Dragonfly Maze – which comprises a yew maze with a pavilion at the centre. The object is not only
to reach the pavilion, but to gather clues as one navigates the maze. Correctly interpreting these
clues when one reaches the pavilion allows access to the maze’s final secret.
There are also a number of walks in and around the area. Click here for details. . .
The Rollright Stones is an ancient site which consists of three main elements, The Kings Men
stone circle, the King Stone, and the Whispering Knights.The name “Rollright” is believed to derive
from “Hrolla-landriht”, the land of Hrolla. It’s worth the short trip. Unlike places like Stonehenge,
here you can walk among the stones in the footsteps of people from thousands of years ago.
Chastleton House A rare gem of a Jacobean country house, Chastleton House was built between
1607 and 1612 by a prosperous wool merchant as an impressive statement of wealth and power.
Owned by the same increasingly impoverished family until 1991, the house remained essentially
unchanged for nearly 400 years as the interiors and contents gradually succumbed to the ravages
of time. With virtually no intrusion from the 21st century, this fascinating place exudes an informal
and timeless atmosphere in a gloriously unspoilt setting. There’s no shop or tea-room, so you can
truly believe you have stepped back in time.
Blenheim Palace.

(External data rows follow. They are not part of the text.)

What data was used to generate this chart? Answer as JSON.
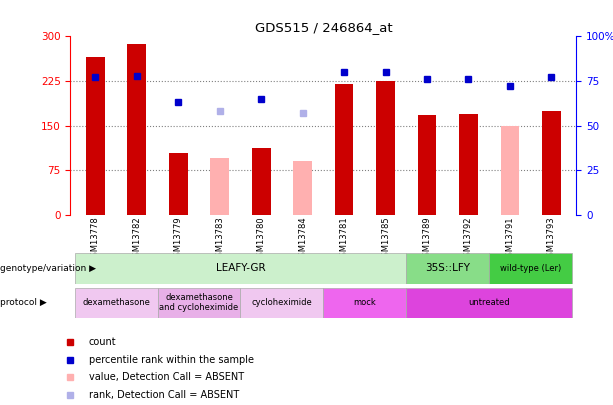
{
  "title": "GDS515 / 246864_at",
  "samples": [
    "GSM13778",
    "GSM13782",
    "GSM13779",
    "GSM13783",
    "GSM13780",
    "GSM13784",
    "GSM13781",
    "GSM13785",
    "GSM13789",
    "GSM13792",
    "GSM13791",
    "GSM13793"
  ],
  "count_values": [
    265,
    288,
    103,
    95,
    113,
    90,
    220,
    225,
    168,
    170,
    150,
    175
  ],
  "count_absent": [
    false,
    false,
    false,
    true,
    false,
    true,
    false,
    false,
    false,
    false,
    true,
    false
  ],
  "rank_values": [
    77,
    78,
    63,
    58,
    65,
    57,
    80,
    80,
    76,
    76,
    72,
    77
  ],
  "rank_absent": [
    false,
    false,
    false,
    true,
    false,
    true,
    false,
    false,
    false,
    false,
    false,
    false
  ],
  "count_color": "#cc0000",
  "count_absent_color": "#ffb0b0",
  "rank_color": "#0000cc",
  "rank_absent_color": "#b0b0e8",
  "ylim_left": [
    0,
    300
  ],
  "ylim_right": [
    0,
    100
  ],
  "yticks_left": [
    0,
    75,
    150,
    225,
    300
  ],
  "ytick_labels_left": [
    "0",
    "75",
    "150",
    "225",
    "300"
  ],
  "yticks_right": [
    0,
    25,
    50,
    75,
    100
  ],
  "ytick_labels_right": [
    "0",
    "25",
    "50",
    "75",
    "100%"
  ],
  "hlines": [
    75,
    150,
    225
  ],
  "genotype_groups": [
    {
      "label": "LEAFY-GR",
      "start": 0,
      "end": 7,
      "color": "#ccf0cc"
    },
    {
      "label": "35S::LFY",
      "start": 8,
      "end": 9,
      "color": "#88dd88"
    },
    {
      "label": "wild-type (Ler)",
      "start": 10,
      "end": 11,
      "color": "#44cc44"
    }
  ],
  "protocol_groups": [
    {
      "label": "dexamethasone",
      "start": 0,
      "end": 1,
      "color": "#f0c8f0"
    },
    {
      "label": "dexamethasone\nand cycloheximide",
      "start": 2,
      "end": 3,
      "color": "#e8b0e8"
    },
    {
      "label": "cycloheximide",
      "start": 4,
      "end": 5,
      "color": "#f0c8f0"
    },
    {
      "label": "mock",
      "start": 6,
      "end": 7,
      "color": "#ee66ee"
    },
    {
      "label": "untreated",
      "start": 8,
      "end": 11,
      "color": "#dd44dd"
    }
  ],
  "bar_width": 0.45,
  "figsize": [
    6.13,
    4.05
  ],
  "dpi": 100
}
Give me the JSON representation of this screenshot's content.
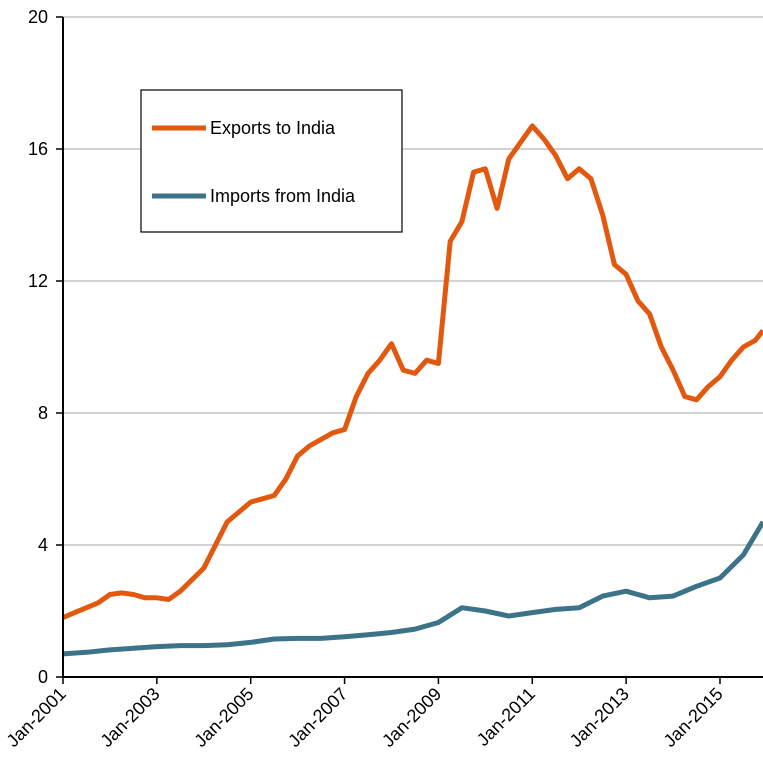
{
  "chart_data": {
    "type": "line",
    "title": "",
    "xlabel": "",
    "ylabel": "",
    "ylim": [
      0,
      20
    ],
    "yticks": [
      "0",
      "4",
      "8",
      "12",
      "16",
      "20"
    ],
    "xlim": [
      "Jan-2001",
      "Dec-2015"
    ],
    "xtick_labels": [
      "Jan-2001",
      "Jan-2003",
      "Jan-2005",
      "Jan-2007",
      "Jan-2009",
      "Jan-2011",
      "Jan-2013",
      "Jan-2015"
    ],
    "grid": "horizontal",
    "legend_position": "top-left inside plot",
    "colors": {
      "exports": "#E2580E",
      "imports": "#3D7389"
    },
    "series": [
      {
        "name": "Exports to India",
        "points": [
          [
            "2001-01",
            1.8
          ],
          [
            "2001-04",
            1.95
          ],
          [
            "2001-07",
            2.1
          ],
          [
            "2001-10",
            2.25
          ],
          [
            "2002-01",
            2.5
          ],
          [
            "2002-04",
            2.55
          ],
          [
            "2002-07",
            2.5
          ],
          [
            "2002-10",
            2.4
          ],
          [
            "2003-01",
            2.4
          ],
          [
            "2003-04",
            2.35
          ],
          [
            "2003-07",
            2.6
          ],
          [
            "2003-10",
            2.95
          ],
          [
            "2004-01",
            3.3
          ],
          [
            "2004-04",
            4.0
          ],
          [
            "2004-07",
            4.7
          ],
          [
            "2004-10",
            5.0
          ],
          [
            "2005-01",
            5.3
          ],
          [
            "2005-04",
            5.4
          ],
          [
            "2005-07",
            5.5
          ],
          [
            "2005-10",
            6.0
          ],
          [
            "2006-01",
            6.7
          ],
          [
            "2006-04",
            7.0
          ],
          [
            "2006-07",
            7.2
          ],
          [
            "2006-10",
            7.4
          ],
          [
            "2007-01",
            7.5
          ],
          [
            "2007-04",
            8.5
          ],
          [
            "2007-07",
            9.2
          ],
          [
            "2007-10",
            9.6
          ],
          [
            "2008-01",
            10.1
          ],
          [
            "2008-04",
            9.3
          ],
          [
            "2008-07",
            9.2
          ],
          [
            "2008-10",
            9.6
          ],
          [
            "2009-01",
            9.5
          ],
          [
            "2009-04",
            13.2
          ],
          [
            "2009-07",
            13.8
          ],
          [
            "2009-10",
            15.3
          ],
          [
            "2010-01",
            15.4
          ],
          [
            "2010-04",
            14.2
          ],
          [
            "2010-07",
            15.7
          ],
          [
            "2010-10",
            16.2
          ],
          [
            "2011-01",
            16.7
          ],
          [
            "2011-04",
            16.3
          ],
          [
            "2011-07",
            15.8
          ],
          [
            "2011-10",
            15.1
          ],
          [
            "2012-01",
            15.4
          ],
          [
            "2012-04",
            15.1
          ],
          [
            "2012-07",
            14.0
          ],
          [
            "2012-10",
            12.5
          ],
          [
            "2013-01",
            12.2
          ],
          [
            "2013-04",
            11.4
          ],
          [
            "2013-07",
            11.0
          ],
          [
            "2013-10",
            10.0
          ],
          [
            "2014-01",
            9.3
          ],
          [
            "2014-04",
            8.5
          ],
          [
            "2014-07",
            8.4
          ],
          [
            "2014-10",
            8.8
          ],
          [
            "2015-01",
            9.1
          ],
          [
            "2015-04",
            9.6
          ],
          [
            "2015-07",
            10.0
          ],
          [
            "2015-10",
            10.2
          ],
          [
            "2015-12",
            10.5
          ]
        ]
      },
      {
        "name": "Imports from India",
        "points": [
          [
            "2001-01",
            0.7
          ],
          [
            "2001-07",
            0.75
          ],
          [
            "2002-01",
            0.82
          ],
          [
            "2002-07",
            0.87
          ],
          [
            "2003-01",
            0.92
          ],
          [
            "2003-07",
            0.95
          ],
          [
            "2004-01",
            0.95
          ],
          [
            "2004-07",
            0.98
          ],
          [
            "2005-01",
            1.05
          ],
          [
            "2005-07",
            1.15
          ],
          [
            "2006-01",
            1.17
          ],
          [
            "2006-07",
            1.17
          ],
          [
            "2007-01",
            1.22
          ],
          [
            "2007-07",
            1.28
          ],
          [
            "2008-01",
            1.35
          ],
          [
            "2008-07",
            1.45
          ],
          [
            "2009-01",
            1.65
          ],
          [
            "2009-07",
            2.1
          ],
          [
            "2010-01",
            2.0
          ],
          [
            "2010-07",
            1.85
          ],
          [
            "2011-01",
            1.95
          ],
          [
            "2011-07",
            2.05
          ],
          [
            "2012-01",
            2.1
          ],
          [
            "2012-07",
            2.45
          ],
          [
            "2013-01",
            2.6
          ],
          [
            "2013-07",
            2.4
          ],
          [
            "2014-01",
            2.45
          ],
          [
            "2014-07",
            2.75
          ],
          [
            "2015-01",
            3.0
          ],
          [
            "2015-07",
            3.7
          ],
          [
            "2015-12",
            4.7
          ]
        ]
      }
    ]
  }
}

Palatial baroque-style mansion built between 1705-1722 by Sir John Vanbrugh
and given by Queen Anne to to the Duke of Marlborough for his defeat of Louis XIV. It has
remained the private home of the Marlborough Family ever since. It has a 2000-acres park with
terraced water gardens laid our by landscape designer Capability Brown. Sir Winston Churchill,
the British wartime leader, was born here in 1874.
Stratford On Avon
Apart from its historic association with William Shakespeare – though born there he didn’t actually
live there but spent his time in London – the town is worth visiting for two reasons. The Royal
Shakespeare Theatre where you can enjoy the bard’s plays performed by this famous theatrical
company, and the quaint Tudor buildings such as Shakespeare’s Birthplace, Hall’s Croft (home to
William’s daughter), Nash’s House and New Place (the last chapter in his life), Anne Hathaway’s
cottage (a romantic setting) and Mary Arden’s Farm (the childhood home of Shakespeare’s
mother).
However, it is much more than that, a market town with more than 800 years of history containing
not only many buildings that survive today and would have been familiar to Shakespeare, but also
a thriving community offering a wide variety of leisure and shopping experiences.
Shakespeare’s Birthplace The half-timbered house where William Shakespeare was born in 1564
is Stratford’s most cherished historic place. It is the most frequently visited of all the tourist places.
Descendants of the dramatist lived there until the nineteenth century, and it has been a place of
pilgrimage for over 250 years. It’s also the place where the bard spent the first five years of
married life with Anne Hathaway.
New Place/Nash’s House New Place, Shakespeare’s home from 1597 until his death in 1616, was
pulled down in the eighteenth century but its foundations and grounds can be seen, including a
beautiful Elizabethan-style knott garden. The site is approached through Nash’s House adjoining,
which contains exceptional furnishings of Shakespeare’s period. The rooms on the lower level
include some early seventeenth century oak furniture. Upstairs, there is an exhibition dealing with
the history of Stratford-upon-Avon before and after Shakespeare.